Some people say dreams in our sleep reflect our thoughts in the day. I suppose my nightmares about Math exams are the vestiges of the stresses I went through during my school days. Might the exam stresses be so deeply ingrained that my nightmares occur long after I left school? It goes to show the long-lasting "damage" that the exam-oriented school system inflicted on my mental well-being even today?

But why the dream about failing oral Chinese exam last night? For the past one over year, I've been trying to brush up my Chinese-speaking ability, relearning hanyu pinyin (which I learnt as a working adult in a one-to-one course conducted by my sis's friend) and reading primary-school-level Chinese books which I bought from Shanghai two years ago. Sadly, my progress has been painfully slow, mainly because of distractions from other activities and not enough time spent on real study. My aspiration to become effectively bilingual still has a long way to go.

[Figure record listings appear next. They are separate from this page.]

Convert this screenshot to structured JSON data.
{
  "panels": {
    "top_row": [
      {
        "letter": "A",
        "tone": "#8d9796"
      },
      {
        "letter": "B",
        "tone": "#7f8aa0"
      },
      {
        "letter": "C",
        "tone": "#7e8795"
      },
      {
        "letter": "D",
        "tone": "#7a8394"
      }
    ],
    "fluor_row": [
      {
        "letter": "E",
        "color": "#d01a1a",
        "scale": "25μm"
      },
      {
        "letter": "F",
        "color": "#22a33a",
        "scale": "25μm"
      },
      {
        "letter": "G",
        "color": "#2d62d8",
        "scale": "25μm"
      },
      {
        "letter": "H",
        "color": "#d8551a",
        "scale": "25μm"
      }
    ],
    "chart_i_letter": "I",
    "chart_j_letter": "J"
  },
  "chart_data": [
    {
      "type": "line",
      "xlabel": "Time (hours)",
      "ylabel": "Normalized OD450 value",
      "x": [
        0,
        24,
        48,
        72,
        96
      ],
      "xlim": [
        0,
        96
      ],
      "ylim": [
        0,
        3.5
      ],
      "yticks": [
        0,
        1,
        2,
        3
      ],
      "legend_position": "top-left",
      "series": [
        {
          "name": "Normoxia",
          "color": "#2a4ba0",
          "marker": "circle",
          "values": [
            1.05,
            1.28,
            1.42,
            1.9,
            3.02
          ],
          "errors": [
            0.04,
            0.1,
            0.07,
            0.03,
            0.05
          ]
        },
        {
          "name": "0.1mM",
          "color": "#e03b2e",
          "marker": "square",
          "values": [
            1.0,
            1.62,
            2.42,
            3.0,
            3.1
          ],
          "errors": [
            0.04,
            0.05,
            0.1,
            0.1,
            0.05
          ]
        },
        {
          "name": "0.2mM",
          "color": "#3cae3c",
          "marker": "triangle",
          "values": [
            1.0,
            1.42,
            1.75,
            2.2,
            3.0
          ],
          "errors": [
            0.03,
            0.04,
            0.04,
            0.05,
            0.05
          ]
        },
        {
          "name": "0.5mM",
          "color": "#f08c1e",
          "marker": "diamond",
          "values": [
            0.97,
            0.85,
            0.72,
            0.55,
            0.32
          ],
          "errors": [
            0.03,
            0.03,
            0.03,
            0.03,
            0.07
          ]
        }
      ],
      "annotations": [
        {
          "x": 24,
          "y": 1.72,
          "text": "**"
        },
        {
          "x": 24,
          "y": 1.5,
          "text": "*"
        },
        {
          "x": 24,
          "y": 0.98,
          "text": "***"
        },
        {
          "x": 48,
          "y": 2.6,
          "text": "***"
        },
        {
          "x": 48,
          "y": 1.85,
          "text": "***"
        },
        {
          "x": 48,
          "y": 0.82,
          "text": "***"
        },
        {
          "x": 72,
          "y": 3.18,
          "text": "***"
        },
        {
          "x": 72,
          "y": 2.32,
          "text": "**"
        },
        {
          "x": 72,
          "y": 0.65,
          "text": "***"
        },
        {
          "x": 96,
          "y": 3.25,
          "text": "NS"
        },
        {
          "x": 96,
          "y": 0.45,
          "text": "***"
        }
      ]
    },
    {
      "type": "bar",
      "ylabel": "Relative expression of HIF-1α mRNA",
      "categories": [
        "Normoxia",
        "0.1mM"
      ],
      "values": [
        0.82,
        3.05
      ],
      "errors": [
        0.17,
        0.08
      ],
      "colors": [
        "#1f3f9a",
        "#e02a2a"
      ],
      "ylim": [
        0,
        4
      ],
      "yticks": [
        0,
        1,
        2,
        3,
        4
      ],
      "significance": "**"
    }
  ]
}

If only we have only one language for all peoples, life would be simpler and perhaps richer since we can devote more time to learning and enjoying the fine things of life instead of grappling with a 2nd or even 3rd language. After the earth was first created, the whole world indeed had one language and a common speech (Gen 3:1). But pride caused this idyllic state to be changed.

In the days after the big flood, Scripture tells of men building a tower that reaches to the heavens, so that they may make a name for themselves. God saw the tower of Babel that the men were building and He said, "If as one people speaking the same language they have begun to do this, then nothing they plan will be impossible for them. Come, let us go down and confuse their language so they will not understand each other." (Gen 3:3-9) And here we have the genesis of the multiple languages in the world today - men's pride and ambition to build a monument to their own greatness, for themselves rather than to God.

Will my aspiration to build up my Chinese-speaking ability become my "tower of Babel"? Admittedly, I'm most envious of Singaporean friends who speak well in Chinese. Speaking as well as them will increase my sense of self-worth and significance. But I need to guard against pride in any human achievement. The story of the tower of Babel is a good reminder.